Recovering from a failed ibv_devinfo command

The ibv_devinfo command can fail when modules or hardware drivers fail to load or when libraries are missing.

About this task

The ibv_devinfo command generally fails with one of two common errors. The recovery steps for each of those two errors, and one less common error, are given below.

Procedure

  1. Error: Failed to get IB devices list: Function not implemented.

    One of the common causes of this failure is that the ib_uverbs module might not by loaded or it might not be enabled at the correct run levels.
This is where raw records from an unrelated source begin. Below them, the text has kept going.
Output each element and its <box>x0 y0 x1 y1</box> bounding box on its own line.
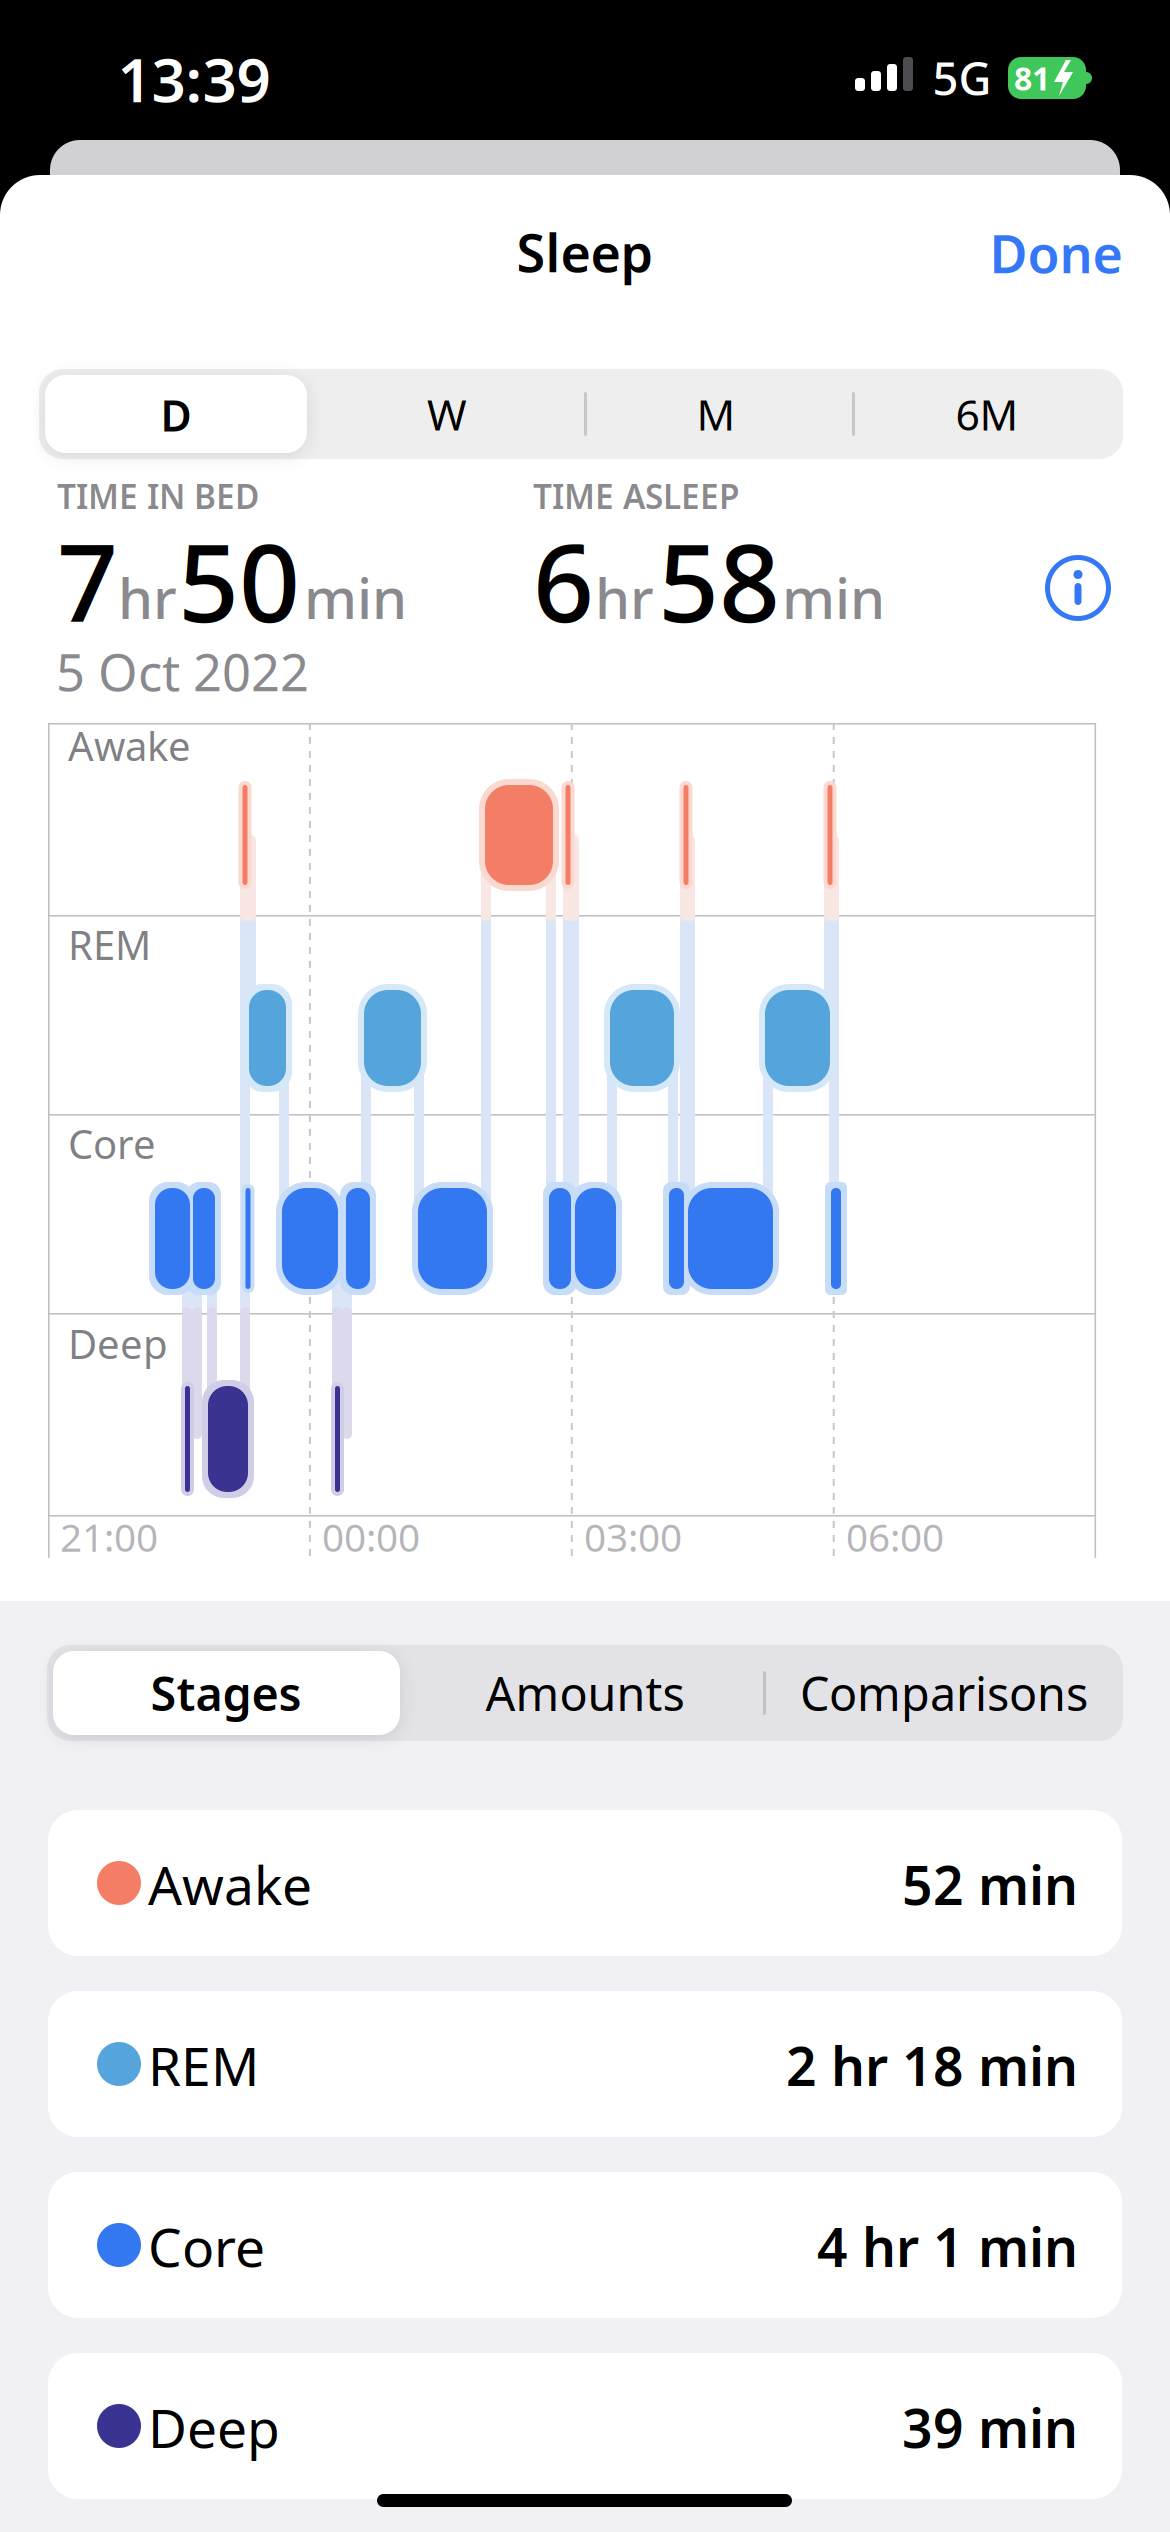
staticText: Sleep <box>516 218 654 287</box>
staticText: 52 min <box>902 1849 1078 1920</box>
staticText: 03:00 <box>584 1511 682 1562</box>
staticText: 13:39 <box>118 39 270 119</box>
staticText: 21:00 <box>60 1511 158 1562</box>
staticText: W <box>427 386 467 442</box>
staticText: TIME IN BED <box>57 474 259 518</box>
button[interactable]: M <box>585 375 847 453</box>
button[interactable]: Done <box>990 218 1122 288</box>
staticText: Awake <box>68 719 191 772</box>
staticText: TIME ASLEEP <box>533 474 740 518</box>
staticText: 2 hr 18 min <box>786 2030 1078 2101</box>
staticText: 00:00 <box>322 1511 420 1562</box>
staticText: 06:00 <box>846 1511 944 1562</box>
staticText: D <box>160 387 192 443</box>
staticText: Deep <box>68 1317 168 1370</box>
staticText: Amounts <box>486 1662 684 1724</box>
button[interactable]: W <box>316 375 578 453</box>
staticText: hr <box>595 560 654 634</box>
staticText: min <box>304 560 407 634</box>
staticText: Comparisons <box>800 1662 1088 1724</box>
staticText: 39 min <box>902 2392 1078 2463</box>
staticText: Awake <box>148 1849 312 1920</box>
staticText: REM <box>68 918 151 971</box>
button[interactable]: Amounts <box>412 1651 758 1735</box>
staticText: Done <box>990 218 1122 288</box>
staticText: 6 <box>533 510 594 652</box>
staticText: 5G <box>932 48 992 108</box>
staticText: 5 Oct 2022 <box>56 638 309 705</box>
staticText: 6M <box>956 386 1018 442</box>
staticText: M <box>696 386 736 442</box>
staticText: 7 <box>57 510 118 652</box>
staticText: 50 <box>178 510 300 652</box>
staticText: Stages <box>150 1662 302 1724</box>
button[interactable]: D <box>45 376 307 454</box>
staticText: min <box>782 560 885 634</box>
staticText: Deep <box>148 2392 280 2463</box>
staticText: Core <box>148 2211 265 2282</box>
staticText: REM <box>148 2030 259 2101</box>
staticText: hr <box>118 560 177 634</box>
button[interactable]: About Sleep <box>1045 555 1111 621</box>
staticText: 4 hr 1 min <box>817 2211 1078 2282</box>
staticText: 58 <box>658 510 780 652</box>
staticText: Core <box>68 1117 156 1170</box>
button[interactable]: Stages <box>52 1651 400 1735</box>
button[interactable]: Comparisons <box>770 1651 1118 1735</box>
staticText: 81 <box>1014 57 1050 99</box>
button[interactable]: 6M <box>856 375 1118 453</box>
To recover from this error, complete the following steps:

    1. To verify the ib_uverbs module is loaded, run the following command and look for similar output:
      lsmod | grep ib_uverbs
      
      ib_uverbs              44238  0
    2. To verify that the RDMA run level is set to on for levels 3 and 5, run the following command and look for similar output:
      chkconfig --list | grep rdma
      
      0:off 1:off 2:off 3:on 4:off 5:on 6:off 
      If RDMA is off, run the following commands to activate RDMA on levels 3 and 5:
      chkconfig --level 3 rdma on 
      	chkconfig --level 5 rdma on
      Run the following command to restart RDMA:
      openibd restart/rdma restart
    3. If there is a missing library, you will see an error similar to the following:
      libibverbs: Warning: couldn't load driver 'mlx4': libmlx4-rdmav2.so: cannot open shared object file: No such file or directory 
      	libibverbs: Warning: no userspace device-specific driver found for /sys/class/infiniband_verbs/uverbs0 
      	No IB devices found. 

      If you receive this error, install the libmlx4 user level library.
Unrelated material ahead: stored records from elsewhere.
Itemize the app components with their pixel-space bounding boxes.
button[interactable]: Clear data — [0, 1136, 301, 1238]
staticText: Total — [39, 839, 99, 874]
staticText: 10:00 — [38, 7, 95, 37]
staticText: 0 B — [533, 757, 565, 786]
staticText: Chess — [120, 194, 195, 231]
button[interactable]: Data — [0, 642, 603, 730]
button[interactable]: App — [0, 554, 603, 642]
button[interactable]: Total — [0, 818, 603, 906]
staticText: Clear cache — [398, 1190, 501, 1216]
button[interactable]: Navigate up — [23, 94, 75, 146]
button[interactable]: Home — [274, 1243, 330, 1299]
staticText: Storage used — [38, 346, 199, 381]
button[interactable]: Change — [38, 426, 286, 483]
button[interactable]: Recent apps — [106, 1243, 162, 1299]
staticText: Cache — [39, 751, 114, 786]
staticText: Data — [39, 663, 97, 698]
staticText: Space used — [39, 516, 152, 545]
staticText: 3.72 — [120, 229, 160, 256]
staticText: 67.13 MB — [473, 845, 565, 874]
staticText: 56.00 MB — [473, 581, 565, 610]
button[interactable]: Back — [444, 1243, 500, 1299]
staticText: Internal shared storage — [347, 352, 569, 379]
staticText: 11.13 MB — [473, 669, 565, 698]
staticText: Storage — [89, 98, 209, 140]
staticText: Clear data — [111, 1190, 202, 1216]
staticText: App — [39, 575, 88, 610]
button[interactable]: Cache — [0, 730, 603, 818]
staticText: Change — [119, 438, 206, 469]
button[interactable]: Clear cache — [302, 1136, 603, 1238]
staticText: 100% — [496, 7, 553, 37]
  2. Error: No IB devices found.

    If no IB devices are found, complete the following steps:

    1. Check to see if the relevant hardware driver is loaded. If a hardware driver is missing, then run the following command:
      modprobe <hardware driver>
    2. Verify that the hardware driver is loaded by default by editing the configuration file.
    3. Run the following command to restart RDMA:
      openibd restart/rdma restart
  3. Error: On Red Hat Enterprise Linux 5.x on ppc64, the wrong libraries are installed.

    Red Hat Enterprise Linux 5.x on ppc64 requires 32-bit user level libraries like libmlx4. However, by default, the 64-bit libraries are installed. Make sure that you have the correct 32-bit libraries installed.